Nectar, the loyalty card anchored by J Sainsbury and Barclaycard, faces uncertain future after the two major backers signalled they would cut back their involvement with the scheme.

Nectar, the loyalty card anchored by J Sainsbury and Barclaycard, faces uncertain future after the two major backers signalled they would cut back their involvement with the scheme.

Justin King, the new chief executive of Sainsbury's, has told Nectar's parent company, Loyalty Management UK, that he wants to slash the supermarket giant's £20m annual budget for promoting the scheme and offering Nectar cardholders discounts and free gifts.

Sainsbury's review follows dissatisfaction at Barclaycard over the performance of the Nectar scheme. It stopped offering the scheme to new cardholders in June, when it decided that longer "0 per cent" finance offers were more significant in tempting customers.

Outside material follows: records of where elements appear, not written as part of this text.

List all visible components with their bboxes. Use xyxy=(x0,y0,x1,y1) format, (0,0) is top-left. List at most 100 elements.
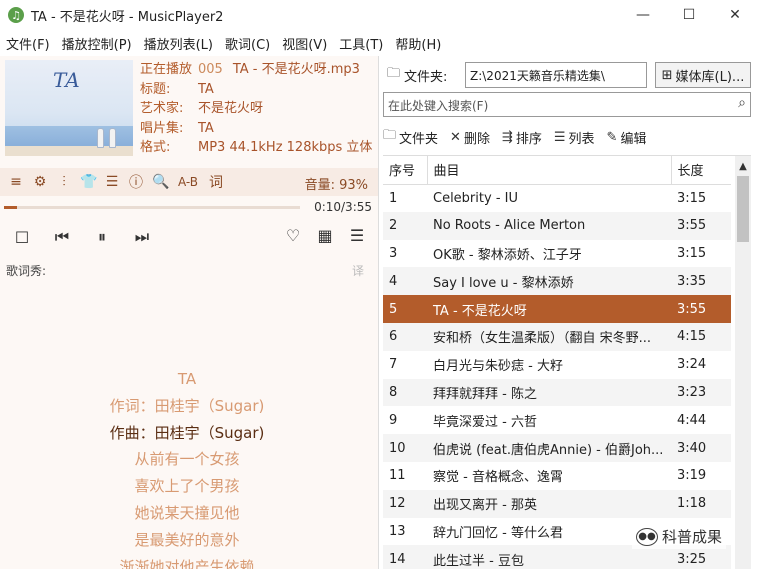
cell-no: 2 xyxy=(383,211,427,240)
sort-button-label: 排序 xyxy=(515,131,542,147)
window-title: TA - 不是花火呀 - MusicPlayer2 xyxy=(31,9,224,25)
menu-help[interactable]: 帮助(H) xyxy=(395,34,441,53)
cell-title: 拜拜就拜拜 - 陈之 xyxy=(427,378,671,407)
search-icon[interactable]: 🔍 xyxy=(152,174,169,190)
format-value: MP3 44.1kHz 128kbps 立体 xyxy=(198,140,373,155)
progress-bar[interactable] xyxy=(4,206,300,209)
lyric-line: TA xyxy=(177,370,197,388)
now-playing-file: TA - 不是花火呀.mp3 xyxy=(232,62,360,77)
cell-no: 6 xyxy=(383,322,427,351)
folder-button[interactable]: 🗀 文件夹 xyxy=(383,126,438,148)
playlist-table: 序号 曲目 长度 1 Celebrity - IU 3:15 2 No Roots - … xyxy=(383,155,751,569)
lyric-line: 她说某天撞见他 xyxy=(134,503,240,522)
settings-icon[interactable]: ⚙ xyxy=(32,174,48,190)
next-button[interactable]: ⏭ xyxy=(131,227,153,247)
folder-label-text: 文件夹: xyxy=(404,69,448,85)
cell-no: 10 xyxy=(383,434,427,462)
minimize-button[interactable]: — xyxy=(620,0,666,30)
cell-no: 9 xyxy=(389,412,398,428)
progress-fill xyxy=(4,206,17,209)
menu-tools[interactable]: 工具(T) xyxy=(339,34,383,53)
folder-icon: 🗀 xyxy=(387,66,401,81)
table-row[interactable]: 2 No Roots - Alice Merton 3:55 xyxy=(383,211,731,240)
cell-len: 3:40 xyxy=(671,434,731,462)
watermark: ●● 科普成果 xyxy=(632,524,727,549)
menu-playlist[interactable]: 播放列表(L) xyxy=(144,34,213,53)
previous-button[interactable]: ⏮ xyxy=(51,227,73,247)
scrollbar[interactable]: ▲ xyxy=(735,156,751,569)
album-value: TA xyxy=(198,120,214,136)
album-art[interactable]: TA xyxy=(5,60,133,156)
time-readout: 0:10/3:55 xyxy=(314,200,372,214)
cell-len: 3:15 xyxy=(677,245,707,261)
table-row[interactable]: 8 拜拜就拜拜 - 陈之 3:23 xyxy=(383,378,731,407)
lyrics-label: 歌词秀: xyxy=(6,264,47,278)
translate-button[interactable]: 译 xyxy=(352,262,364,279)
table-row[interactable]: 1 Celebrity - IU 3:15 xyxy=(383,184,731,212)
scrollbar-thumb[interactable] xyxy=(737,176,749,242)
title-value: TA xyxy=(198,81,214,97)
pause-button[interactable]: ⏸ xyxy=(91,227,113,247)
playlist-mode-icon[interactable]: ☰ xyxy=(346,226,368,245)
list-button[interactable]: ☰ 列表 xyxy=(554,128,595,147)
close-button[interactable]: ✕ xyxy=(712,0,758,30)
table-row[interactable]: 11 察觉 - 音格概念、逸霄 3:19 xyxy=(383,462,731,490)
folder-button-label: 文件夹 xyxy=(399,131,439,147)
close-icon: ✕ xyxy=(450,129,461,145)
list-icon: ☰ xyxy=(553,129,566,145)
playlist-toggle-icon[interactable]: ≡ xyxy=(8,174,24,190)
cell-title: 察觉 - 音格概念、逸霄 xyxy=(433,470,563,486)
menu-file[interactable]: 文件(F) xyxy=(6,34,50,53)
table-row[interactable]: 10 伯虎说 (feat.唐伯虎Annie) - 伯爵Joh... 3:40 xyxy=(383,434,731,462)
ab-repeat-button[interactable]: A-B xyxy=(176,175,200,189)
lyric-line: 喜欢上了个男孩 xyxy=(134,477,240,496)
cell-title: TA - 不是花火呀 xyxy=(427,295,671,323)
table-row[interactable]: 5 TA - 不是花火呀 3:55 xyxy=(383,295,731,323)
cell-len: 3:23 xyxy=(671,378,731,407)
cell-no: 1 xyxy=(389,190,398,206)
delete-button-label: 删除 xyxy=(463,131,490,147)
table-row[interactable]: 4 Say I love u - 黎林添娇 3:35 xyxy=(383,267,731,296)
favorite-heart-icon[interactable]: ♡ xyxy=(282,226,304,245)
table-row[interactable]: 7 白月光与朱砂痣 - 大籽 3:24 xyxy=(383,351,731,379)
volume-readout[interactable]: 音量: 93% xyxy=(305,174,368,193)
table-row[interactable]: 12 出现又离开 - 那英 1:18 xyxy=(383,489,731,518)
header-number[interactable]: 序号 xyxy=(383,156,427,185)
cell-title: 安和桥（女生温柔版）（翻自 宋冬野... xyxy=(427,322,671,351)
lyric-line: 作词：田桂宇（Sugar) xyxy=(109,396,265,415)
header-title[interactable]: 曲目 xyxy=(426,156,671,185)
music-note-icon: ♫ xyxy=(8,7,24,23)
sort-button[interactable]: ⇶ 排序 xyxy=(502,128,542,147)
equalizer-icon[interactable]: ⫶ xyxy=(56,174,72,190)
playlist-toolbar: 🗀 文件夹 ✕ 删除 ⇶ 排序 ☰ 列表 ✎ 编辑 xyxy=(383,126,753,148)
table-row[interactable]: 3 OK歌 - 黎林添娇、江子牙 3:15 xyxy=(383,240,731,268)
track-info: 正在播放 005 TA - 不是花火呀.mp3 标题: TA 艺术家: 不是花火… xyxy=(140,60,376,158)
menu-playback[interactable]: 播放控制(P) xyxy=(62,34,132,53)
stop-button[interactable]: ☐ xyxy=(11,228,33,247)
media-library-button[interactable]: ⊞ 媒体库(L)... xyxy=(655,62,751,88)
delete-button[interactable]: ✕ 删除 xyxy=(450,128,490,147)
cell-title: OK歌 - 黎林添娇、江子牙 xyxy=(433,247,582,263)
scroll-up-icon[interactable]: ▲ xyxy=(735,158,751,176)
search-icon[interactable]: ⌕ xyxy=(738,95,746,111)
menu-icon[interactable]: ☰ xyxy=(104,174,120,190)
menu-view[interactable]: 视图(V) xyxy=(282,34,327,53)
lyric-line: 渐渐她对他产生依赖 xyxy=(119,557,255,569)
edit-button[interactable]: ✎ 编辑 xyxy=(607,128,647,147)
lyric-button[interactable]: 词 xyxy=(208,172,224,192)
media-library-label: 媒体库(L)... xyxy=(675,69,745,85)
menu-lyrics[interactable]: 歌词(C) xyxy=(225,34,270,53)
cell-no: 14 xyxy=(383,545,427,569)
header-length[interactable]: 长度 xyxy=(670,156,731,185)
cell-title: Celebrity - IU xyxy=(433,190,518,206)
info-icon[interactable]: ⓘ xyxy=(128,172,144,192)
folder-path-field[interactable]: Z:\2021天籁音乐精选集\ xyxy=(465,62,647,88)
maximize-button[interactable]: ☐ xyxy=(666,0,712,30)
table-row[interactable]: 6 安和桥（女生温柔版）（翻自 宋冬野... 4:15 xyxy=(383,322,731,351)
table-row[interactable]: 9 毕竟深爱过 - 六哲 4:44 xyxy=(383,406,731,434)
grid-view-icon[interactable]: ▦ xyxy=(314,226,336,245)
skin-icon[interactable]: 👕 xyxy=(80,174,97,190)
search-input[interactable]: 在此处键入搜索(F) ⌕ xyxy=(383,92,751,117)
wechat-icon: ●● xyxy=(636,527,658,546)
cell-title: Say I love u - 黎林添娇 xyxy=(427,267,671,296)
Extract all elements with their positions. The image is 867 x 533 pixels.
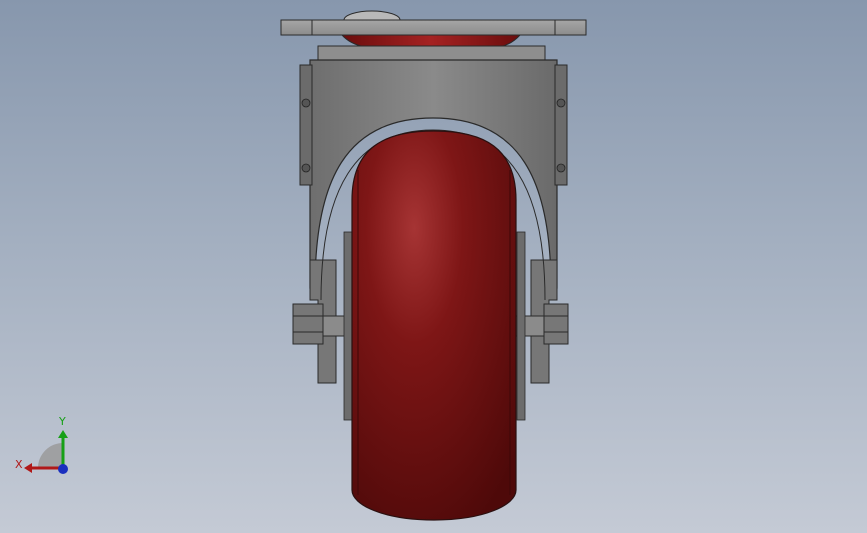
- axle-nut-left[interactable]: [292, 303, 324, 345]
- x-axis-label: X: [15, 458, 23, 471]
- wheel[interactable]: [343, 130, 526, 521]
- fork-cap: [317, 45, 546, 61]
- wheel-tread: [351, 130, 517, 521]
- triad-plane-arc: [38, 443, 63, 468]
- x-axis-arrow-icon: [24, 463, 32, 473]
- y-axis-arrow-icon: [58, 430, 68, 438]
- coordinate-triad: X Y: [15, 415, 68, 474]
- 3d-viewport[interactable]: [0, 0, 867, 533]
- top-plate[interactable]: [280, 19, 587, 36]
- swivel-bearing: [340, 34, 522, 48]
- z-axis-dot-icon: [58, 464, 68, 474]
- caster-assembly[interactable]: [280, 10, 587, 521]
- axle-nut-right[interactable]: [543, 303, 569, 345]
- y-axis-label: Y: [58, 415, 66, 428]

Although Sainsbury's has several years still to run on its contract with Nectar, it has significant leverage with which to demand new terms, since its 14 million-strong customer base is the most significant of all the participants.

Loyalty Management lost £40m in the two years to 30 September 2003. Sainsbury's launched Nectar after Tesco poached the contract to offer AirMiles with its loyalty card.

Sixteen companies are now members of the Nectar scheme, but recent joiners, such as ebookers, are more marginal players. Companies which signed up earlier include Debenhams , Ford and Vodafone.

Brian Sinclair, the client services director at Loyalty Management, said Nectar was continuing to grow. "It's the best possible investment. We are confident that our sponsors feel that," he said.

Loyalty Management says that more than half of all UK households participate in the Nectar scheme and the 16 sponsors account for 40 per cent of the average household's spending.

Mr King announced a review of the extent of Sainsbury's participation in Nectar as part of his new strategy to turn around the company's ailing fortunes. His performance has failed to dampen bid speculation, however, with suggestions over the weekend that the veteran financier George Magan - the founder of Hawkpoint merchant bank and now chairman of Lion Capital Advisers, a private equity firm - is attempting to establish a consortium to make a £5bn bid.